The general public, including shareholders, is increasingly interested in executive pay details, particularly given the recent downturn in the economy. Suncor's compensation philosophy supports our long-term growth strategy by aligning executive compensation with shareholder interests.
Suncor's compensation programs are designed to pay for performance. Employees, including senior executives, are rewarded for achieving annual operating and financial goals, progress in executing our long-term growth strategy and delivering strong total shareholder return performance versus our peers.
The compensation mix places a significant portion of the executive's compensation at risk, taking into account individual, business unit and corporate performance. Compensation components (including base salary, annual incentive and mid- and long-term incentives) also encourage retention of key executives for leadership succession purposes.
Suncor's Board of Directors regularly assesses our compensation practices to ensure they are competitive, take into account external market trends and support the company's long-term growth strategies. In 2009, economic and market conditions prompted changes to Suncor's compensation program. Discretionary salary increases have been frozen for all employees.
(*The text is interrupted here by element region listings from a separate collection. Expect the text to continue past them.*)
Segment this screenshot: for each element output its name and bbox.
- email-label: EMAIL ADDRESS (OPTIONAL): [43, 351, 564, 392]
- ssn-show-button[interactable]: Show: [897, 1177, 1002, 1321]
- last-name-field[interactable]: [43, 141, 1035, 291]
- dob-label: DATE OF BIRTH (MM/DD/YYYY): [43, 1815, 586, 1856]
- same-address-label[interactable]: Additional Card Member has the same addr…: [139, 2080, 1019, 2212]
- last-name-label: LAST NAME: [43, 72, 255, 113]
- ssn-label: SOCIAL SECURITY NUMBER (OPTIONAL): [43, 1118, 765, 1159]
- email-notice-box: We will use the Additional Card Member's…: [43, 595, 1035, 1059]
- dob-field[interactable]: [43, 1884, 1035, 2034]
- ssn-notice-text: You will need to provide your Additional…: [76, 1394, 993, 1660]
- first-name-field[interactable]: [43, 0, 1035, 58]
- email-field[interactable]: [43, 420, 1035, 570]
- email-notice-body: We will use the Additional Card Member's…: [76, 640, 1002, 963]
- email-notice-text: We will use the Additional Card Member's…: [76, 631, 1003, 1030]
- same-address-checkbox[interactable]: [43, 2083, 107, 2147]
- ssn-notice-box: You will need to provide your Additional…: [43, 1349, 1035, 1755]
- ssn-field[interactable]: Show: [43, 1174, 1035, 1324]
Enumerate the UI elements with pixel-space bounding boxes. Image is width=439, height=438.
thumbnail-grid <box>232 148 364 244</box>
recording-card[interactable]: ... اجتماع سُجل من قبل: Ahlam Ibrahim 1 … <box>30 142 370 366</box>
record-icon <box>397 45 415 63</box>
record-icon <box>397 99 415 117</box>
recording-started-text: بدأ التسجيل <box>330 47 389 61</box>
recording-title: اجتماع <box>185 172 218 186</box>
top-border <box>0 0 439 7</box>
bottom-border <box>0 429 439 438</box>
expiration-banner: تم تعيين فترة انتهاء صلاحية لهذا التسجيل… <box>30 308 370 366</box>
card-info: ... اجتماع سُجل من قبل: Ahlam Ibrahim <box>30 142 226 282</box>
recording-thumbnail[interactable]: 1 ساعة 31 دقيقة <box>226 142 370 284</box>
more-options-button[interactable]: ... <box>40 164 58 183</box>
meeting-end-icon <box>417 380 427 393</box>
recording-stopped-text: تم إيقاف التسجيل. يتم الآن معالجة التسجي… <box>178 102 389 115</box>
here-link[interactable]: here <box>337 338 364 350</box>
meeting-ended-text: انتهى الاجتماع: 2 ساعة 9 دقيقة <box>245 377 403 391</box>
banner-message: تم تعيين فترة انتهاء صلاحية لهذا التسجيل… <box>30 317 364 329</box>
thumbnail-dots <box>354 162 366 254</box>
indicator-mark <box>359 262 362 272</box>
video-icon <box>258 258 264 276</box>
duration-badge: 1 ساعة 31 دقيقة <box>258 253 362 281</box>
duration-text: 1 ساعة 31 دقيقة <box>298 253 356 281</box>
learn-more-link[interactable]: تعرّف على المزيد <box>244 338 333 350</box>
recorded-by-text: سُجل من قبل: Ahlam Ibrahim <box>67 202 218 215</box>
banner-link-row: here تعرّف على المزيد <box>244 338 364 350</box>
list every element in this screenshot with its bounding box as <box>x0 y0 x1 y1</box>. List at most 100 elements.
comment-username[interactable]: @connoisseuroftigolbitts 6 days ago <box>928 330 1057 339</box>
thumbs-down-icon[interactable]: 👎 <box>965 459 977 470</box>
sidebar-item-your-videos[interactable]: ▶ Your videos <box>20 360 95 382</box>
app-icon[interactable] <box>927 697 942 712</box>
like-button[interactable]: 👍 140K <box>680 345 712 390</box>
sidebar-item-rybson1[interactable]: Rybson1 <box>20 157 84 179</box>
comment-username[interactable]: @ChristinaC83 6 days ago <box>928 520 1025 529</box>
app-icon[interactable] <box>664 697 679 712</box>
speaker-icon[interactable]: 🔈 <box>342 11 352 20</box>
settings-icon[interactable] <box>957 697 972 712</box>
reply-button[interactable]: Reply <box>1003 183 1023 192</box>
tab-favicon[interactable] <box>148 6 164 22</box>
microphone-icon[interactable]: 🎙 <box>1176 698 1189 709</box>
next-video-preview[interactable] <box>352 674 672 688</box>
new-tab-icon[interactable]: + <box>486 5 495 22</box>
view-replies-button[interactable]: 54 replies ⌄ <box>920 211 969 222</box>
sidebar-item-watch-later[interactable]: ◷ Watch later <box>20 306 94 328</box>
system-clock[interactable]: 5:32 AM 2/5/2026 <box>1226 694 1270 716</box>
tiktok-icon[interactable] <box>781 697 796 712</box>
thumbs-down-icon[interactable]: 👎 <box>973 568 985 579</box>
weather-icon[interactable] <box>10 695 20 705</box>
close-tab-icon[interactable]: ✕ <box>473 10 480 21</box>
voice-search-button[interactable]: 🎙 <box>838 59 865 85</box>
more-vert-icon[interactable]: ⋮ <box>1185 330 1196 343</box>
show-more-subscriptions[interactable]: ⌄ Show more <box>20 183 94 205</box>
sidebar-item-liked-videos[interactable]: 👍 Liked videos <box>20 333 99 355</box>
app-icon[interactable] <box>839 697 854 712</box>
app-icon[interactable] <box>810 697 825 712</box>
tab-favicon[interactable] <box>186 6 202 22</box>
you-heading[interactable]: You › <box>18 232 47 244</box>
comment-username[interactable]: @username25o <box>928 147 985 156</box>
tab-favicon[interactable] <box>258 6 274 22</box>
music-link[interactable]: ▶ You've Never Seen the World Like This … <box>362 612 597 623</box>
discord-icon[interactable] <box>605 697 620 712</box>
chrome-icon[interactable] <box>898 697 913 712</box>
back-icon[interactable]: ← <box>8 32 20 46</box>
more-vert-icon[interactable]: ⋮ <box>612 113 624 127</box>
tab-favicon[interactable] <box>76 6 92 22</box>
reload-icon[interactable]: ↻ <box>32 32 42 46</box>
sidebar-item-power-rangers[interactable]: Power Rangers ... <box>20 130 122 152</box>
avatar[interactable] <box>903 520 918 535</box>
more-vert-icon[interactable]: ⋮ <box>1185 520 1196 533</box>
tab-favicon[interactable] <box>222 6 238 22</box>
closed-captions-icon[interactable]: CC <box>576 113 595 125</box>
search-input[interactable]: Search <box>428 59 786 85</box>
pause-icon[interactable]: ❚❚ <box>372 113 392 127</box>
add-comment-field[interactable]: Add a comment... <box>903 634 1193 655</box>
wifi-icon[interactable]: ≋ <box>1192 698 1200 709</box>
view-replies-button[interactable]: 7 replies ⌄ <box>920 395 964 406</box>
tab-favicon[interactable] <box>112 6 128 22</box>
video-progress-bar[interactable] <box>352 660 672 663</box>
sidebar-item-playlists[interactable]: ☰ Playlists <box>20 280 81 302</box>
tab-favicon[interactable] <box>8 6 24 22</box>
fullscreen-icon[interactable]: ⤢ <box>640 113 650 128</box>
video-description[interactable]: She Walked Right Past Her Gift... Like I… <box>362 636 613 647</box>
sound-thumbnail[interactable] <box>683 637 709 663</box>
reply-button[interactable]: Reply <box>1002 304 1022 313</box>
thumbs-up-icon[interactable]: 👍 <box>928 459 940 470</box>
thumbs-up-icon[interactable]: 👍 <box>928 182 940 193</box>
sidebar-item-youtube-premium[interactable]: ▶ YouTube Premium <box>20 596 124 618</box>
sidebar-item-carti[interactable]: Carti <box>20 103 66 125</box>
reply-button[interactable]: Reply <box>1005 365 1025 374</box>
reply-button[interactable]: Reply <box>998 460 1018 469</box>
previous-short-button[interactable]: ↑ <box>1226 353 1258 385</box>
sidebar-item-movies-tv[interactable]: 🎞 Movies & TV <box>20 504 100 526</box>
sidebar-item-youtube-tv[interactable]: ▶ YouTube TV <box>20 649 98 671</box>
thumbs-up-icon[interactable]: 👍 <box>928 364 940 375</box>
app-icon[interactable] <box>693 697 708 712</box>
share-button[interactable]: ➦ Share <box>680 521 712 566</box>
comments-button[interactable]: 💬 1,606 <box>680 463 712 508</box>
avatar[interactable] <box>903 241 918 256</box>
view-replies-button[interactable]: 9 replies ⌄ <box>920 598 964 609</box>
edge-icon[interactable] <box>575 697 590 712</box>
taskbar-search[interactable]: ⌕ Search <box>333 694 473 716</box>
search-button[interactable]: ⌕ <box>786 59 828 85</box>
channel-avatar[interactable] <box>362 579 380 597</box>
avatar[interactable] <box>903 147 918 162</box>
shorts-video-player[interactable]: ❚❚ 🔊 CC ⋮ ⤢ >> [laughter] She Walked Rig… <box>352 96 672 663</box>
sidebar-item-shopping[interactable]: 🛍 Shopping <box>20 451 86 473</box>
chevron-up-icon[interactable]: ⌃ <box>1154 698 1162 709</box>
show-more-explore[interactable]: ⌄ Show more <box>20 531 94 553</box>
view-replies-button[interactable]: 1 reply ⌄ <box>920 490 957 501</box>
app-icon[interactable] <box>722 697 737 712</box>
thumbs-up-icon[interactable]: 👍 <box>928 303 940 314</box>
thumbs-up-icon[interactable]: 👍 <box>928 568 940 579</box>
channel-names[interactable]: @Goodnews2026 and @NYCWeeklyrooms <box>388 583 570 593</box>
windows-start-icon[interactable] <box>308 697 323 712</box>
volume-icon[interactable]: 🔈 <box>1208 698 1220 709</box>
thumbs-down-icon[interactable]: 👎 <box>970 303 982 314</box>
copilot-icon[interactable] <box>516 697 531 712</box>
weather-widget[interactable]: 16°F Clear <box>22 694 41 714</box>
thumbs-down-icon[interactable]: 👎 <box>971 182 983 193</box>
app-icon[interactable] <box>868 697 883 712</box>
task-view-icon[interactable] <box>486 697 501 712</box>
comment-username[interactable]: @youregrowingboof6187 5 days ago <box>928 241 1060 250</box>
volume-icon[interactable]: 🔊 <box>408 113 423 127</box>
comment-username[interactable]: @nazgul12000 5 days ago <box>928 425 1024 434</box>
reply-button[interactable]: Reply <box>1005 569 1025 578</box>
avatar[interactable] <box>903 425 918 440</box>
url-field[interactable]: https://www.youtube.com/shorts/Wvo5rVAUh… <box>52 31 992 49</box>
Plans are in place to review this measure when market conditions improve.
Suncor has also reduced total compensation levels for executives and senior managers from 2008 levels. In 2009, option grants have been held at 2008 target levels. Performance Share Units (PSUs), introduced in 2004, pay out if and when Suncor's performance—measured against our peers—meets a certain threshold. PSU grants continue to reflect one-half of the overall economic value of the long-term incentive package.